The preliminary findings show that the kids have significantly reduced grey and white matter in their brain in comparison to the kids growing up in the United States. Think of grey matter as a CPU of the brain where computations are performed. White matter as the cables that connect things. 

Similarly, some networks like the one that supports aspects of vision — light, colour or motion perception—were weak in these kids. When tests like peek-a-boo were played to surprise the kids, the associated brain regions were much less active. The cognitive and language ability scores were also found to be dramatically reduced. For example, only nine per cent of the kids from the sample tested for cognitive ability scored above average. The researchers are in the process of quantifying their results and haven’t published their findings yet. The researchers are recruiting kids from affluent households in Dhaka to see how their brain differ from the brain of the kids in the slums.

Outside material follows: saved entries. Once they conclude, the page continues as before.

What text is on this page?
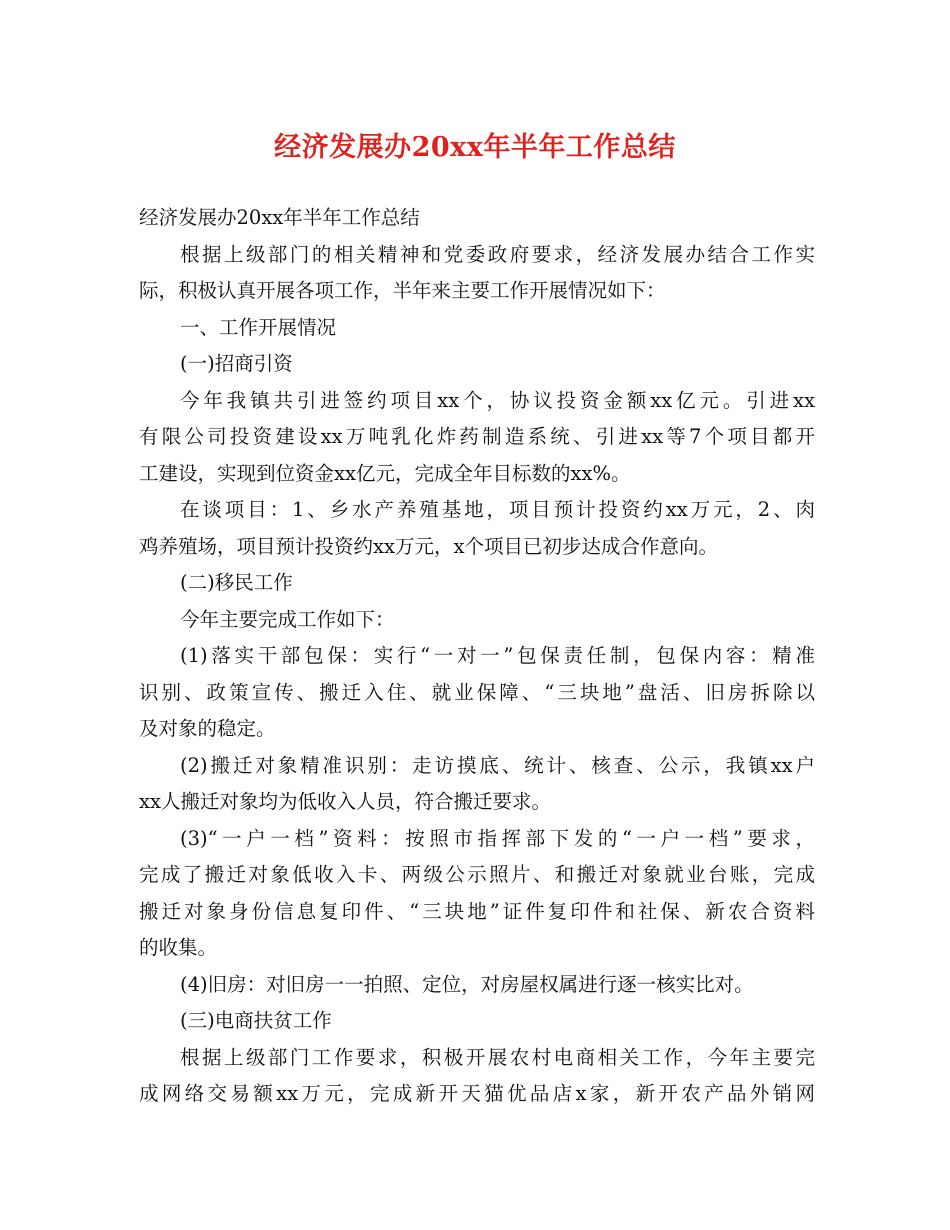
经济发展办20xx年半年工作总结
经济发展办20xx年半年工作总结
根据上级部门的相关精神和党委政府要求，经济发展办结合工作实
际，积极认真开展各项工作，半年来主要工作开展情况如下：
一、工作开展情况
(一)招商引资
今年我镇共引进签约项目xx个，协议投资金额xx亿元。引进xx
有限公司投资建设xx万吨乳化炸药制造系统、引进xx等7个项目都开
工建设，实现到位资金xx亿元，完成全年目标数的xx%。
在谈项目：1、乡水产养殖基地，项目预计投资约xx万元，2、肉
鸡养殖场，项目预计投资约xx万元，x个项目已初步达成合作意向。
(二)移民工作
今年主要完成工作如下：
(1)落实干部包保：实行“一对一”包保责任制，包保内容：精准
识别、政策宣传、搬迁入住、就业保障、“三块地”盘活、旧房拆除以
及对象的稳定。
(2)搬迁对象精准识别：走访摸底、统计、核查、公示，我镇xx户
xx人搬迁对象均为低收入人员，符合搬迁要求。
(3)“一户一档”资料：按照市指挥部下发的“一户一档”要求，
完成了搬迁对象低收入卡、两级公示照片、和搬迁对象就业台账，完成
搬迁对象身份信息复印件、“三块地”证件复印件和社保、新农合资料
的收集。
(4)旧房：对旧房一一拍照、定位，对房屋权属进行逐一核实比对。
(三)电商扶贫工作
根据上级部门工作要求，积极开展农村电商相关工作，今年主要完
成网络交易额xx万元，完成新开天猫优品店x家，新开农产品外销网
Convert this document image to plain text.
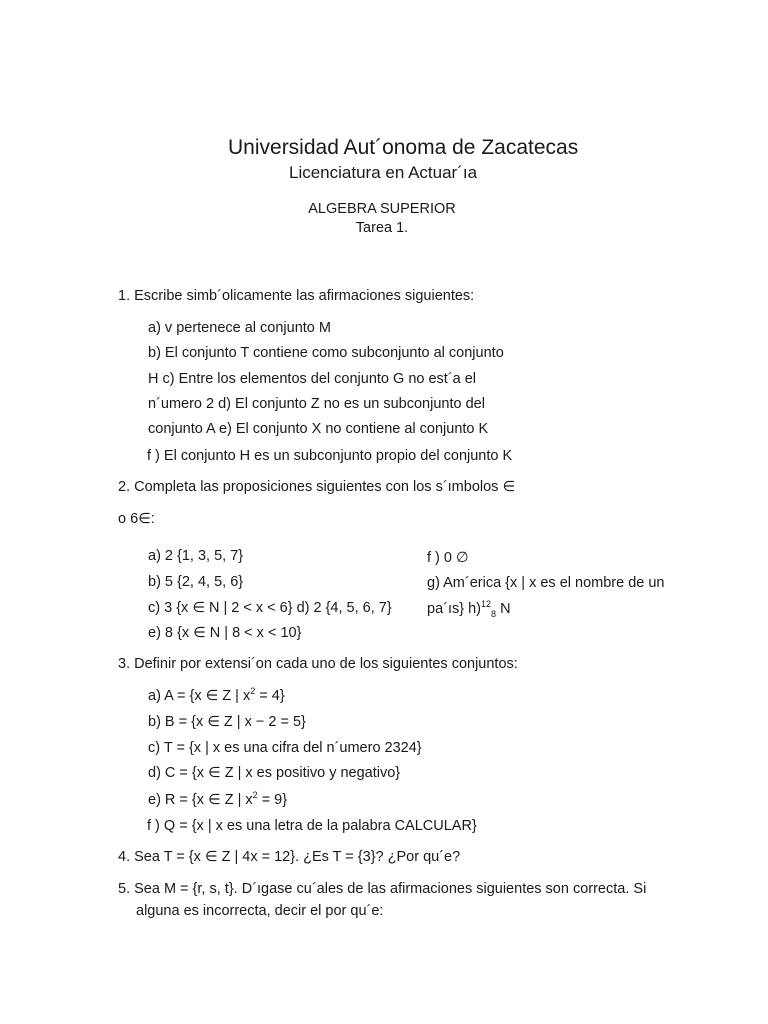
Universidad Aut´onoma de Zacatecas
Licenciatura en Actuar´ıa
ALGEBRA SUPERIOR
Tarea 1.
1. Escribe simb´olicamente las afirmaciones siguientes:
a) v pertenece al conjunto M
b) El conjunto T contiene como subconjunto al conjunto
H c) Entre los elementos del conjunto G no est´a el
n´umero 2 d) El conjunto Z no es un subconjunto del
conjunto A e) El conjunto X no contiene al conjunto K
f ) El conjunto H es un subconjunto propio del conjunto K
2. Completa las proposiciones siguientes con los s´ımbolos ∈
o 6∈:
a) 2 {1, 3, 5, 7}
b) 5 {2, 4, 5, 6}
c) 3 {x ∈ N | 2 < x < 6} d) 2 {4, 5, 6, 7}
e) 8 {x ∈ N | 8 < x < 10}
f ) 0 ∅
g) Am´erica {x | x es el nombre de un
pa´ıs} h)$^{12}_8$ N
3. Definir por extensi´on cada uno de los siguientes conjuntos:
a) A = {x ∈ Z | $x^2 = 4$}
b) B = {x ∈ Z | x − 2 = 5}
c) T = {x | x es una cifra del n´umero 2324}
d) C = {x ∈ Z | x es positivo y negativo}
e) R = {x ∈ Z | $x^2 = 9$}
f ) Q = {x | x es una letra de la palabra CALCULAR}
4. Sea T = {x ∈ Z | 4x = 12}. ¿Es T = {3}? ¿Por qu´e?
5. Sea M = {r, s, t}. D´ıgase cu´ales de las afirmaciones siguientes son correcta. Si
alguna es incorrecta, decir el por qu´e:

Nelson said that poverty is known to diminish three crucial things in the brain — language, memory and cognition. The degree might vary based on severity of poverty. 

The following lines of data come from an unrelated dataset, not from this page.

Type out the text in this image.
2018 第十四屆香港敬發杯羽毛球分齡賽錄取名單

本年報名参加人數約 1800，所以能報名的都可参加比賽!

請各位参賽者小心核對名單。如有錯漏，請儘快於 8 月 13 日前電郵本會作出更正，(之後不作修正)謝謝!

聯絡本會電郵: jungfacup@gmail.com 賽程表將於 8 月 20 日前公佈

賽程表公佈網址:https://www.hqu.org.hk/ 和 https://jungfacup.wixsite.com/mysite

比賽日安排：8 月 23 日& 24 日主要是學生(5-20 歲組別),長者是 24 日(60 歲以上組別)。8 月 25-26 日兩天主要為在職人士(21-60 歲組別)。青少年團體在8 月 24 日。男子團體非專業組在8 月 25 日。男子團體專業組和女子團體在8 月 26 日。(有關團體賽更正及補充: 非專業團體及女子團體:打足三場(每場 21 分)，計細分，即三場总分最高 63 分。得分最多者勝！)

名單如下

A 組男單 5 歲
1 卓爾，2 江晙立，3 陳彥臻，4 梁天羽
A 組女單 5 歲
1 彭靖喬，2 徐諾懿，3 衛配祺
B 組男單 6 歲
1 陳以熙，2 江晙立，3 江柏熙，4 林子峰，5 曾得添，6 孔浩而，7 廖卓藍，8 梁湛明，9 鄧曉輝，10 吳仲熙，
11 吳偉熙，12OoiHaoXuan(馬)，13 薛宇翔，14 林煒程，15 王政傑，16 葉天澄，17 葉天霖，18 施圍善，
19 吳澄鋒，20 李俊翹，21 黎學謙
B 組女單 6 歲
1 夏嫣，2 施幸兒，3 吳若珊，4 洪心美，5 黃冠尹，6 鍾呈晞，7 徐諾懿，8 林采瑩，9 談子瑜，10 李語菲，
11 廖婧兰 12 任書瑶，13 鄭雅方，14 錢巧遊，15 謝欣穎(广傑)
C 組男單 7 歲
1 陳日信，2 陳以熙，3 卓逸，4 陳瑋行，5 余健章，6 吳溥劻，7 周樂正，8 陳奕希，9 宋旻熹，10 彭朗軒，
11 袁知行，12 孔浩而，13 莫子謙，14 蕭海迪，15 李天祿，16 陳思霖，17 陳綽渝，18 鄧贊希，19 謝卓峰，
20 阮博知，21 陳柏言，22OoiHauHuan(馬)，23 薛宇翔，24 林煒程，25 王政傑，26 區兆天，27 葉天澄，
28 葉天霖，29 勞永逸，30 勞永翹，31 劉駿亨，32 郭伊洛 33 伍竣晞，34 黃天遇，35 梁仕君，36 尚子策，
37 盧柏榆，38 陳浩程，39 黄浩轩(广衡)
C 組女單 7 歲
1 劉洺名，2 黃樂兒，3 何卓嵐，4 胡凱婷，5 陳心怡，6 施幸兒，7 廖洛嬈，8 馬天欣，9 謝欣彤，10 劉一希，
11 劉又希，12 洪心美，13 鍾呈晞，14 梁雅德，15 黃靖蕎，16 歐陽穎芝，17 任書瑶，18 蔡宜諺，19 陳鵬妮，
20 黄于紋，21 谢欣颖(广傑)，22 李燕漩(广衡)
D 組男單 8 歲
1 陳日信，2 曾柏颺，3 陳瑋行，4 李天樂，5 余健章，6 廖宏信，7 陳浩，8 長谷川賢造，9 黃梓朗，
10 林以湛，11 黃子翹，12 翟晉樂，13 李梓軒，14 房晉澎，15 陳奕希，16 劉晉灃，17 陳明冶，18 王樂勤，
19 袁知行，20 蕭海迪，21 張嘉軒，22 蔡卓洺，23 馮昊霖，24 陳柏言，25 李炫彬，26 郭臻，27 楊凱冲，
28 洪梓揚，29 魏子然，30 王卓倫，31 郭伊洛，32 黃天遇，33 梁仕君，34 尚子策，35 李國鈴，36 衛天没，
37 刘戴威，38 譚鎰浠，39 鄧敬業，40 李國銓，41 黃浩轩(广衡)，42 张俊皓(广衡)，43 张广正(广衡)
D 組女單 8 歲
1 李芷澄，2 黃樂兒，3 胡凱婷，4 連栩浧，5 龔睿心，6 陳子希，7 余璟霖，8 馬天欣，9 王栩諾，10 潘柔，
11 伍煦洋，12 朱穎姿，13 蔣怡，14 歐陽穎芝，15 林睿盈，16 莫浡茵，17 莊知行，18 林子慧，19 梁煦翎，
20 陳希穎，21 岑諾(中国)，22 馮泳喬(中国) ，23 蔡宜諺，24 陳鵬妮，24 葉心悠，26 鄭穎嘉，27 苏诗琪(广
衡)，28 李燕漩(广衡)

While the study will test specific interventions soon, the growing scientific evidence shows that nutrition alone is not enough in achieving other development outcomes like cognition and language. Policy interventions in developing countries focused on nutrition to reduce risks of early death in childhood. Nutrition is essential for survival and health. “Now, we are examining the quality of life and we want to ensure that children not only survive but thrive,” said Aisha Yousafzai, associate professor of Global Health at Harvard University. Yousafzai’s research in Pakistan showed that the children who received guided parental interaction in the early days of childhood had significantly better cognitive and language scores in comparison to kids who received only nutritional intervention, and also in comparison to the kids who received standard care. Yousafzai believes that it is time to combine other interventions with nutrition. 

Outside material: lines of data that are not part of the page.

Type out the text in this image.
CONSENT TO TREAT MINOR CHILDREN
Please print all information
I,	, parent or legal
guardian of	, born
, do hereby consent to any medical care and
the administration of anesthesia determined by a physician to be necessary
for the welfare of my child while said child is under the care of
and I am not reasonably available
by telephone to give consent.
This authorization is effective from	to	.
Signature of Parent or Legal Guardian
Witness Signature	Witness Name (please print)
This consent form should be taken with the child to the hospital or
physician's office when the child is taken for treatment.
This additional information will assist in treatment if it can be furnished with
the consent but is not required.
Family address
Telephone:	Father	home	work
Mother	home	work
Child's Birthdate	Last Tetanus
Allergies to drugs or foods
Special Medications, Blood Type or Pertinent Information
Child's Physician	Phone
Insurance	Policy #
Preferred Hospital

Agrees, Nandini Chatterjee Singh, a professor at the National Brain Research Centre in Haryana. Based on her research on the positive impact of music on the brain of autistic children in India, Singh wants to explore whether music can have compensatory effects on the brain affected by poverty. “The impact of different stimuli on the brain development has opened up the possibility that completely different set of stimuli might act as a compensatory agent,” said Singh. She says that the findings of the Bangladesh study could guide similar studies in India. 

The kids whom Nelson’s team recruited in Bangladesh are between two and five years old now. Nelson is interested in doing follow-up studies, for as long as he can, especially as these kids transition into school, to track their performance. Nelson kept studying the brain of orphan kids in Romania till they were 16 years old, and found that the low IQ, poor executive functions, social awkwardness persisted in them. They now also have high rates of psychopathology issues. 

But right now, Nelson has one question in his mind about the children in Bangladesh: is the grey matter in their brain the same or has it deteriorated?